2019 interim results are in line with our expectations
Revenue and net profit for the first half of 2019 increased 0.2% and 2.1% year-on-year respectively to HK$4,434 million and HK$136 million, with earnings of HK$0.08 per share, in line with our expectations.
Focusing on profitable business strategies rewards the company's performance. (1) Core strategic brand revenue increased 5.6% year over year (10.3% year over year based on constant exchange rate), contributing 82% to the company's total sales revenue, mainly due to strong growth in Cybex revenue (year-on-year growth rate of 29.6%) and stable revenue from Good Kids and Infant Fortune (the year-on-year decline was only 5.5% and 0.4%). (2) Affected by the uncertainty of the tariff policy, the company's leading customers increased their procurement efforts in the first half of 2018. As a result, the company's sales from leading customers fell 15.8% in the first half of this year due to the higher base for the same period last year. (3) Since the company still focuses entirely on core strategic brands, sales of non-strategic brands fell 24% year over year (20.6% year over year at constant exchange rates). By region, sales in EMEA (Europe, Middle East, and Africa) and the Americas increased 20.3% and 0.7%, respectively, while sales in the Asia-Pacific region fell 5.5%, mainly because the decline in sales of Xiaolong Huff offset the positive effects of Goodboy brand growth.

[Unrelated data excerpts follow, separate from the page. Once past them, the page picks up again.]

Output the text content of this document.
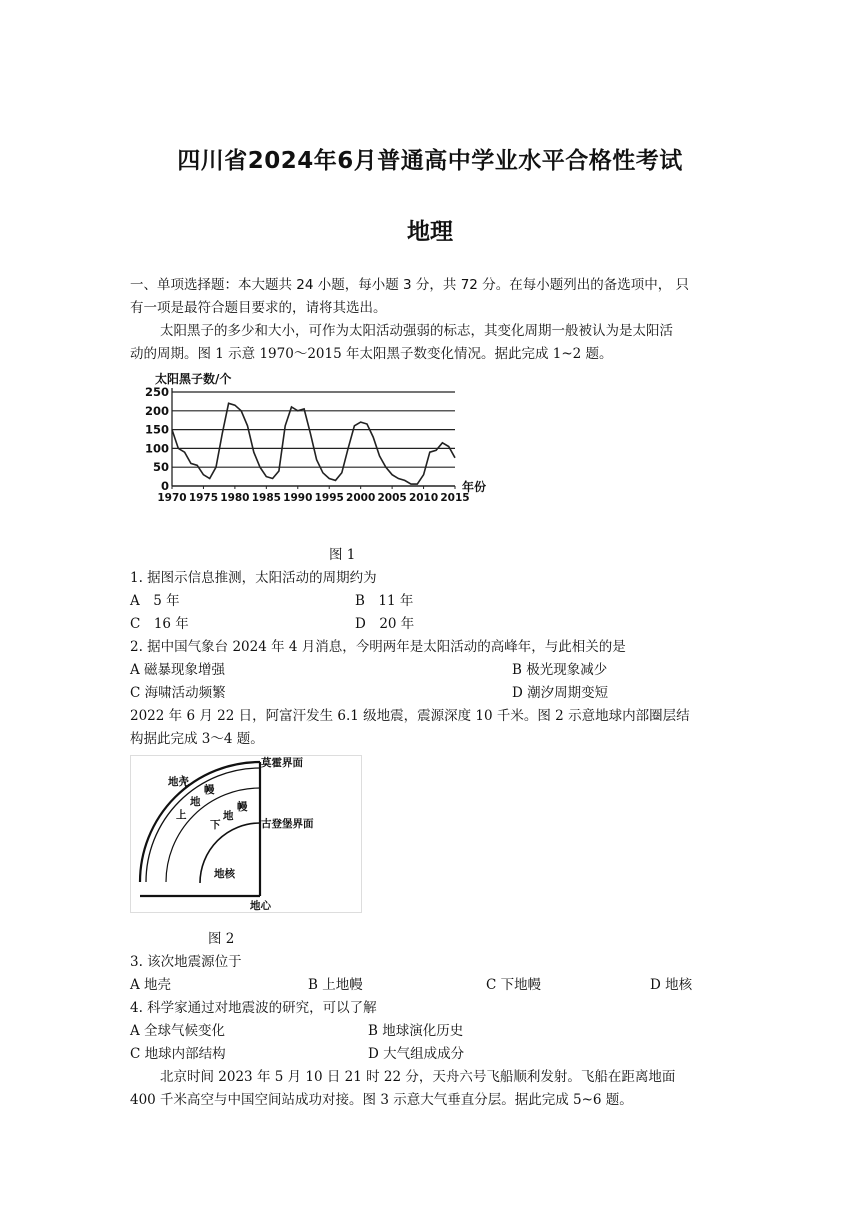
四川省2024年6月普通高中学业水平合格性考试
地理
一、单项选择题：本大题共 24 小题，每小题 3 分，共 72 分。在每小题列出的备选项中， 只
有一项是最符合题目要求的，请将其选出。
太阳黑子的多少和大小，可作为太阳活动强弱的标志，其变化周期一般被认为是太阳活
动的周期。图 1 示意 1970～2015 年太阳黑子数变化情况。据此完成 1~2 题。
太阳黑子数/个
年份
0
50
100
150
200
250
1970 1975 1980 1985 1990 1995 2000 2005 2010 2015
图 1
1. 据图示信息推测，太阳活动的周期约为
A　5 年	B　11 年
C　16 年	D　20 年
2. 据中国气象台 2024 年 4 月消息，今明两年是太阳活动的高峰年，与此相关的是
A 磁暴现象增强	B 极光现象减少
C 海啸活动频繁	D 潮汐周期变短
2022 年 6 月 22 日，阿富汗发生 6.1 级地震，震源深度 10 千米。图 2 示意地球内部圈层结
构据此完成 3～4 题。
地壳
莫霍界面
上
地
幔
下
地
幔
古登堡界面
地核
地心
图 2
3. 该次地震源位于
A 地壳	B 上地幔	C 下地幔	D 地核
4. 科学家通过对地震波的研究，可以了解
A 全球气候变化	B 地球演化历史
C 地球内部结构	D 大气组成成分
北京时间 2023 年 5 月 10 日 21 时 22 分，天舟六号飞船顺利发射。飞船在距离地面
400 千米高空与中国空间站成功对接。图 3 示意大气垂直分层。据此完成 5~6 题。
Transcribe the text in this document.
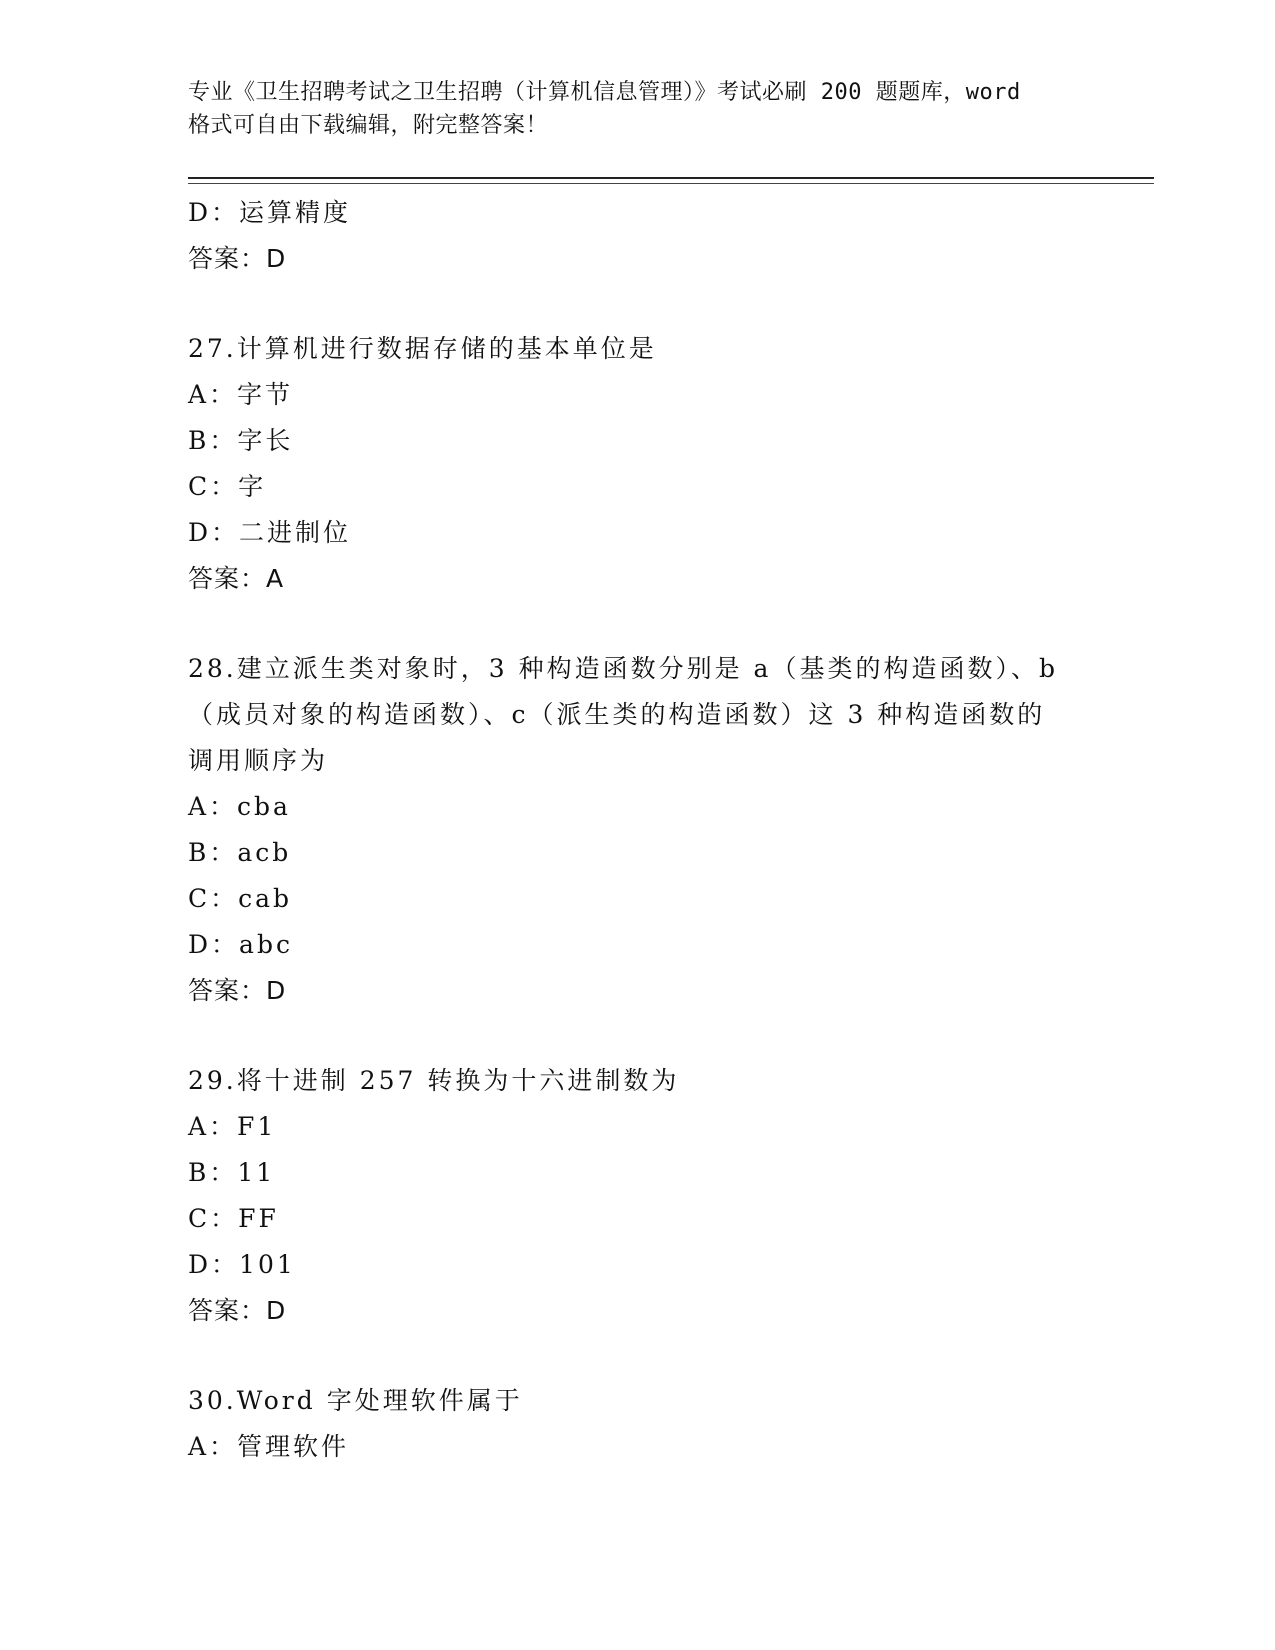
专业《卫生招聘考试之卫生招聘（计算机信息管理）》考试必刷 200 题题库，word
格式可自由下载编辑，附完整答案！
D：运算精度
答案：D
27.计算机进行数据存储的基本单位是
A：字节
B：字长
C：字
D：二进制位
答案：A
28.建立派生类对象时，3 种构造函数分别是 a（基类的构造函数）、b
（成员对象的构造函数）、c（派生类的构造函数）这 3 种构造函数的
调用顺序为
A：cba
B：acb
C：cab
D：abc
答案：D
29.将十进制 257 转换为十六进制数为
A：F1
B：11
C：FF
D：101
答案：D
30.Word 字处理软件属于
A：管理软件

As the share of high-margin core strategic brands in the company's sales revenue increased and the company's cost efficiency improved, gross margin increased 1.2 percentage points year-on-year to 43.2% in the first half of the year.
Meanwhile, the company's operating expenses ratio increased 0.4 percentage points due to increased marketing expenses and storage and transportation costs. Higher tax rates in the EMEA region led to a 6 percentage point increase in the effective corporate tax rate.
Development trends
On the brand side, the company expects Cybex's strong growth trend to remain unchanged in the second half of 2019; the Goodboy brand is likely to maintain the reversal trend seen at the end of the first half of 2019, particularly in overseas markets and durable goods sales. Furthermore, the company expects operational optimization in the context of macro-uncertainty to drive a slight increase in the Yingfu brand.
Profit forecasting and valuation
We keep our earnings per share forecasts unchanged for 2019 and 2020. We expect net profit per share to be HK$0.12 and HK$0.14 respectively this year and next two years, up 18.8% and 21.3%, respectively. The company's current stock price corresponds to 12.7 times the predicted price-earnings ratio for 2019 and 10.5 times the predicted price-earnings ratio for 2020. Maintain a neutral rating. However, considering the uncertainty of international trade and the risks faced by the company's multinational business, we lowered our target price by 7.5% to HK$1.70 (corresponding to 12 times the predicted price-earnings ratio for 2020), leaving room for 14.7% of the current stock price.
risks
Online brands compete for the company's business; growth is slowing.